Yesterday afternoon, Wednesday, The Wife and I drove up to Sidney, near the tip of the thumb of lower Vancouver Island, driving along Highway 17, on the eastern edge of the peninsula.
Sidney is a retirement community and tourist town, near the ferry landing of Swartz Bay (with ferries to the smaller islands and to the mainland) and almost adjacent to Victoria International Airport (YJJ). The downtown is filled with small shops and restaurants and is a short walk from the sea — the main drag extends to a seaside plazza.
The day was sunny, with gentle breezes and cool enough for long sleeves but without need for a jacket. I love pleasant weather, and winter seemed long, so just being out of doors was a pleasure.
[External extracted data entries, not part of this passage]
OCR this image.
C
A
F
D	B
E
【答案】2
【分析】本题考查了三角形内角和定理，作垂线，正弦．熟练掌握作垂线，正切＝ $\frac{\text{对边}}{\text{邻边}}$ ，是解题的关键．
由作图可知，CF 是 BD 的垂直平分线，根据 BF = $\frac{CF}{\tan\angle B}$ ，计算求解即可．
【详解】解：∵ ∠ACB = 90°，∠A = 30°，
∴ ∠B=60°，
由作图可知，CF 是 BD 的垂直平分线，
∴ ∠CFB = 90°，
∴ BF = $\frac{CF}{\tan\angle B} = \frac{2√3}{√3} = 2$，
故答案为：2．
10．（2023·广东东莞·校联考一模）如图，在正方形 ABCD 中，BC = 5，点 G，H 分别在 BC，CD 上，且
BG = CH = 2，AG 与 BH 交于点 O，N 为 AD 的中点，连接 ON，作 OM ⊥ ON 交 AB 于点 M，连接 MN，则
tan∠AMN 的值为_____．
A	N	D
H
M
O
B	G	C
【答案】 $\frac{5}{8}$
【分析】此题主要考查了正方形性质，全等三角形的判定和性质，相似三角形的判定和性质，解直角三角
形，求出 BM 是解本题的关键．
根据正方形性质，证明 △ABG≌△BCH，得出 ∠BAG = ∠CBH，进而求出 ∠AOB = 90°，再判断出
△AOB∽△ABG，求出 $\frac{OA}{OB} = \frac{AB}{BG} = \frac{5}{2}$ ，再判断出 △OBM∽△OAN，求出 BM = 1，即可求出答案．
She wanted to look at a dress that had caught her eye on a previous trip, and as I waited in the store I spotted an ideal utensil crock for my kitchen. My collection of utensils had gradually grown to the point where the crock I had was too small — I had to jam in the utensils. So I bought the new crock, which has spruced up my kitchen a bit:
The new crock is still somewhat crowded, but it’s a noticeable improvement — and it looks better, its predecessor being plain red.
Purchases in hand, we wandered along toward the seaside. We stopped at the Fickle Fig Farm Market Express to get a sandwich. They had a vegetarian option, but with brie (I follow a whole-food plant-based diet) and rather too much bread, the bun being large.
I was intrigued by a sandwich made with red-lentil bread, which I’ve not had. That also included a cheese, but the bread was thinner — slices instead of a mountainous bun. It also included lomo, of which I had never heard. We asked, and the server described how it’s made, but not of what. Turns out it’s pork. Well, in for a penny, in for a pound, so I got one, as did The Wife.
The filling was okay, and the bread tasted good and had a crumbly texture very like cornbread. We ate at a table and bench on a brick-paved plaza overlooking the sea and in the company of a variety of pigeons — rock doves — each sporting a slightly different outfit. They turned out to be extremely interested in crumbs, even small crumbs, which the bread readily provided, so we all, humans and dinosaur descendants, had a fine time.
It was here that I took the above photo of Mount Baker. It’s an international photo, Mount Baker being in the US — about 73 miles away as the crow flies.
After our repast, we returned a the less-traveled way, down the small road on the western edge of the peninsula, along West Saanich road. Just past Ardmore we came to Coles Bay Regional Park, and walked on a good trail through a small but wild forest to emerge on the large flat shore of a bay.
Even the short hike through a terrain in which all I could see were the trees around me was settling and centering — “forest bathing,” as the Japanese call it (though they say “shinrin-yoku”) — the air was cool, the shade was pleasant, and we were surrounded by active life — trees, moss, vines, shrubbery — that moved at a much slower pace than ours. Perhaps it was too brief to be forest bathing, but even a forest dip reminds one that there’s more to life than pavement and hurry.
We drove on down the peninsula, through Brentwood Bay and at last to home. It was a day of no big event, like most days, but generous with small pleasures. I felt very good this morning as I looked back on it.